# Stocking??



## blakeoe (Apr 27, 2005)

Two topics:
1) I have a "electric yellow lab" and heard that you should put 2 females per one male. Is this correct? If so how do i tell the males from the females when they are juviniles?
2) My tank is a 55 gallon. I have allot of rocks, caves, and plants. How many should i stock? I already have 1 yellow lab, 2 other unidentified cichlids, 2 clown loaches and an upsidedown catfish. What else could i or should i put with these? I am looking to go as colorful as possible.


----------



## fishfreaks (Jan 19, 2005)

i know it is hard to sex the yellow labs. i would try to find out what your unidentified cichlids are before you add any other fish species


----------



## Orbital (Jun 11, 2005)

young and subdominant yellow labs are impossible to sex by eye with out venting them. Venting is difficult unless you have a trained eye. :roll:


----------



## blakeoe (Apr 27, 2005)

o i almost forgot the rainbow fish. Here's some pics of the 2 cichlids:
The first one is Blue with darker blue stripes and has orange trim on his tail and two orange spots on the fin under his belly.
The other is kinda purple and yellow it has a silverish base with purple spots or blotches and yelloy fins ohh and green lips.
(bad pics sorry camera phone)


----------



## blakeoe (Apr 27, 2005)

so should i just get any three? Im not trying to breed them or anything i just want them happy.


----------



## Orbital (Jun 11, 2005)

Top one is probably a Metriaclima Zebra type, can't ID location. The bottom one is a Nimbochromis Venustus which can reach sizes of 10" as adults. Venustus also hunt smaller cichlids, but at its current size that shouldn't be a problem with similar sized fish.


----------



## Orbital (Jun 11, 2005)

blakeoe said:


> so should i just get any three? Im not trying to breed them or anything i just want them happy.

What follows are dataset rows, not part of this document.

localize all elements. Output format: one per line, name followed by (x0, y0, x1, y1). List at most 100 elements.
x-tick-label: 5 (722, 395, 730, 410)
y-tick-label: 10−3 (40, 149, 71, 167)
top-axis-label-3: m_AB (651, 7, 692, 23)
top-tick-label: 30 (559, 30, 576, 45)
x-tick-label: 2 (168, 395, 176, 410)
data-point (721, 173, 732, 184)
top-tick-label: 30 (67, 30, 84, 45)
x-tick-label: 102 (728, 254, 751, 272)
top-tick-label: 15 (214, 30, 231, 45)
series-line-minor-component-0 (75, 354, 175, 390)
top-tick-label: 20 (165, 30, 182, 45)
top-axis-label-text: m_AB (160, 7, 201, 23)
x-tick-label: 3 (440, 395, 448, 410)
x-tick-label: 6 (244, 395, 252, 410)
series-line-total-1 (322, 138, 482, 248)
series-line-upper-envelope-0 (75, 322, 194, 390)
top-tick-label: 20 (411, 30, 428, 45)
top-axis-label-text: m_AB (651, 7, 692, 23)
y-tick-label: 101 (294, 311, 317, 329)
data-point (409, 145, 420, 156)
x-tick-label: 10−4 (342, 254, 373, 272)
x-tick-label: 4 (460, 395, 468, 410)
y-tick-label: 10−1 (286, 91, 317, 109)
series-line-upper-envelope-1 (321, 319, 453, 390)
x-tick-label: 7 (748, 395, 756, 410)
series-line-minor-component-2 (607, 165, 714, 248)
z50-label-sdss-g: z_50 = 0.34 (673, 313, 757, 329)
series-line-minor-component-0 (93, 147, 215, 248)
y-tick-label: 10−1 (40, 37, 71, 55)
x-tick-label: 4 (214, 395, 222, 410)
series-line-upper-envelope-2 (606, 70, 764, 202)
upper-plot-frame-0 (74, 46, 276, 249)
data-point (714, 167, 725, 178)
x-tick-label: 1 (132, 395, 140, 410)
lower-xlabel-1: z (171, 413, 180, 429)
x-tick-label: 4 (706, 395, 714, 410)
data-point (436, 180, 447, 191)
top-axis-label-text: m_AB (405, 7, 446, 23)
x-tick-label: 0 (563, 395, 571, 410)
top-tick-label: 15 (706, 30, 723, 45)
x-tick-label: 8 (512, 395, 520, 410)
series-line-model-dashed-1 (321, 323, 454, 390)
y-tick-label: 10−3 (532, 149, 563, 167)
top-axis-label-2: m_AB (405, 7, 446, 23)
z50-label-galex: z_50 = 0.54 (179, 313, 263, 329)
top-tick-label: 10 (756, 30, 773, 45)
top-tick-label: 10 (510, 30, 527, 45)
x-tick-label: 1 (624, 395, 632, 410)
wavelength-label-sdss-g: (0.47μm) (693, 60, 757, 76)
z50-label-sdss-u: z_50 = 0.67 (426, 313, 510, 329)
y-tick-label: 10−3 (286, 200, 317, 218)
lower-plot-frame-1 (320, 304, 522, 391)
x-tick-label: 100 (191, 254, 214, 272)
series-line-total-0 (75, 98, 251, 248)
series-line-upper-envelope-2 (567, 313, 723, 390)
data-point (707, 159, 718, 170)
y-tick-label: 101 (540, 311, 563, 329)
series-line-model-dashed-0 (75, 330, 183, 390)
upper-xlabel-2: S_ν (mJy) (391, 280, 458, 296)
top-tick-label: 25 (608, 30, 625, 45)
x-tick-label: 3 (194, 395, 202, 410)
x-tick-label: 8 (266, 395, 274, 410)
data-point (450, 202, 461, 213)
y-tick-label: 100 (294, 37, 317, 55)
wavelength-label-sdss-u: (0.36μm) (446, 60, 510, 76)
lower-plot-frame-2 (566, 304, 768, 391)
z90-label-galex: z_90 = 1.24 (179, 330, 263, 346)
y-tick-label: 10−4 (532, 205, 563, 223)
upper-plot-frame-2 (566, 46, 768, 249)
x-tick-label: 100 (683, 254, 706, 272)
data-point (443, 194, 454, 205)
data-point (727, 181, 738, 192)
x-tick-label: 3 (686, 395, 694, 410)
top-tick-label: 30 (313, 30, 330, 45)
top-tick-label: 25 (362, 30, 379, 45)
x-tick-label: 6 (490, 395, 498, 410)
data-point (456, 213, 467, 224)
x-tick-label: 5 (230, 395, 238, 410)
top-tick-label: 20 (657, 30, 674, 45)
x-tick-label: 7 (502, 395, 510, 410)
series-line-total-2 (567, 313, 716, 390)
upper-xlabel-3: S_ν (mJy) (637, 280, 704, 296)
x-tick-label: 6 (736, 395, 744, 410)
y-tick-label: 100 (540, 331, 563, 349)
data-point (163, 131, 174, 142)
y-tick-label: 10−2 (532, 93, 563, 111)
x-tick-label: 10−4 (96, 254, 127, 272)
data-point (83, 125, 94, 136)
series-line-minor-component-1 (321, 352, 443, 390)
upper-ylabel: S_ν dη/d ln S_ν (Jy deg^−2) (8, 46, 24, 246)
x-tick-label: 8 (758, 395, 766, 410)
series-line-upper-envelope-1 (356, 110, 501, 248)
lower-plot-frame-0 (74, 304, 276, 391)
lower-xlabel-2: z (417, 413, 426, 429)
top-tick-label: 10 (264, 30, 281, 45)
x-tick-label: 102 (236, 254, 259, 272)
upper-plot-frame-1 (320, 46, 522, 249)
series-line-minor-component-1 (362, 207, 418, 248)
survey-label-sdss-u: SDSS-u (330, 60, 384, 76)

What do you have for filteration and how often do you do water changes?


----------



## blakeoe (Apr 27, 2005)

i have a penguin 350 with 2 bio wheels and added some "filter flooss" type stuff And a whisper 30-60. water changes about every 2 weeks.


----------



## Orbital (Jun 11, 2005)

I'd say you could have 10-12 mbuna in there, but that Venustus could outgrow the setup eventually. I would try to stick with mbuna. Also may need to add some more rock cover as you add more fish.


----------